The general problem is that the modern liberal nation-state and its characteristic institutions are simply no longer capable of delivering on their baseline promises and possibilities to any national population anywhere. Even in nations that appear by most measures to be successful, the state withers due its lack of vision. Liberalism cannot handle the extension of its rights to all who are entitled, and its major alleged champions increasingly endorse depraved forms of military and economic illiberalism in the name of its defense. The brief moment of reform in which capital seemed to be harnessed to social democracy is very nearly over, and the difference between illicit and licit economies now seems paper-thin at best. Very little policy gets made because it’s the right thing to do; most policy is about transfer-seeking. Every dollar is spoken for. Every play is a scrum in the middle that moves the ball inches, never yards. Political elites around the world either speak in laughably dishonest ways about hope and aspiration or stick to grey, cramped horizons of plausibly incremental managerialism. Young people all around the world recognize that there is little hope of living in a better or more comfortable or more just world than their parents did, and their grandparents must often live every day with the possibility of losing whatever they’ve gained, that they are one lost job or sickness away from falling without a safety net.

In the United States, what this all means in a more immediate sense is that Donald J. Trump is only the beginning. He may have a peculiarly American cast to his authoritarian populism, but he has his counterparts elsewhere in the world, many of whom have enjoyed or threaten to enjoy similar electoral success or other access to power. We reach out for analogies, fascism most prominently, but those are useful only in suggesting the dangerousness of our moment.

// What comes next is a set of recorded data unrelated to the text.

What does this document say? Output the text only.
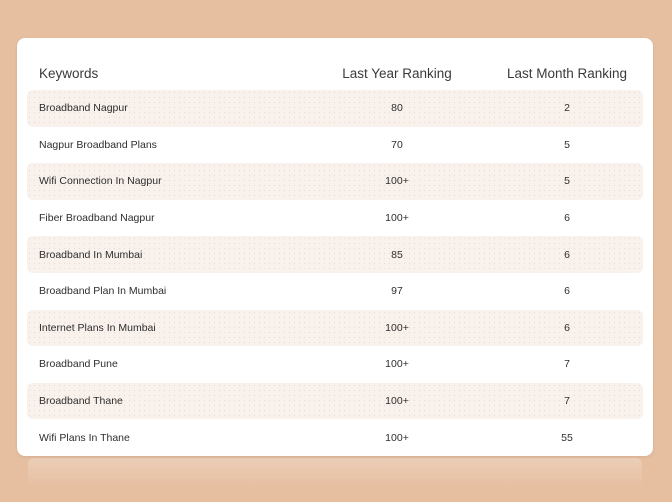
Keywords	Last Year Ranking	Last Month Ranking
Broadband Nagpur	80	2
Nagpur Broadband Plans	70	5
Wifi Connection In Nagpur	100+	5
Fiber Broadband Nagpur	100+	6
Broadband In Mumbai	85	6
Broadband Plan In Mumbai	97	6
Internet Plans In Mumbai	100+	6
Broadband Pune	100+	7
Broadband Thane	100+	7
Wifi Plans In Thane	100+	55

So I worry about a Clinton Presidency because it is at best likely to be a stalling action in the face of this gathering storm, and at worst may well accelerate and aggravate its arrival. Trump is only the herald; his successor will likely be a more fearsome, skillful and dangerously plausible version who will speak directly to the spirit of desperation in the hearts of many. Clinton doesn’t understand what’s out there in the world. She will allow herself to be lulled by the notion that the election of a woman on the heels of the election of an African-American is progress and that all opposition to them is just the dead-end reactionary impulses of a dying order. Her vision will be clouded by a swarm of blandishing pundits whose understanding of social change and political challenge is confined to horse-race predictions and the delivery of favors and services to various clients.

3) Let’s be optimistic and suppose that Clinton turns out to have depths I don’t suspect, or that the leadership of the Democratic Party and various liberal supporters don’t just spend two years schadenfreuding themselves about the Republicans and then start to panic when it becomes clear that Trump and Sanders voters were the canaries in the coal mine, a sign of profound alienation from the way things are. What could she actually do if my description of the scale and character of crisis were real?

The first thing she or other leaders could do is simply start talking honestly and straightforwardly about these problems–with a bit of real passion and anger mixed in. No more polling. No more Bill Clinton-style searching for small but popular initiatives that can get a favorable day or two in the news cycle. Only connect. That would be the first revolution. It’s what they don’t do at Davos or G8 meetings. It’s what they don’t do in Brussels or inside the Beltway. Start talking about what’s really going on out there and start talking to people in ways that are about what’s really going on.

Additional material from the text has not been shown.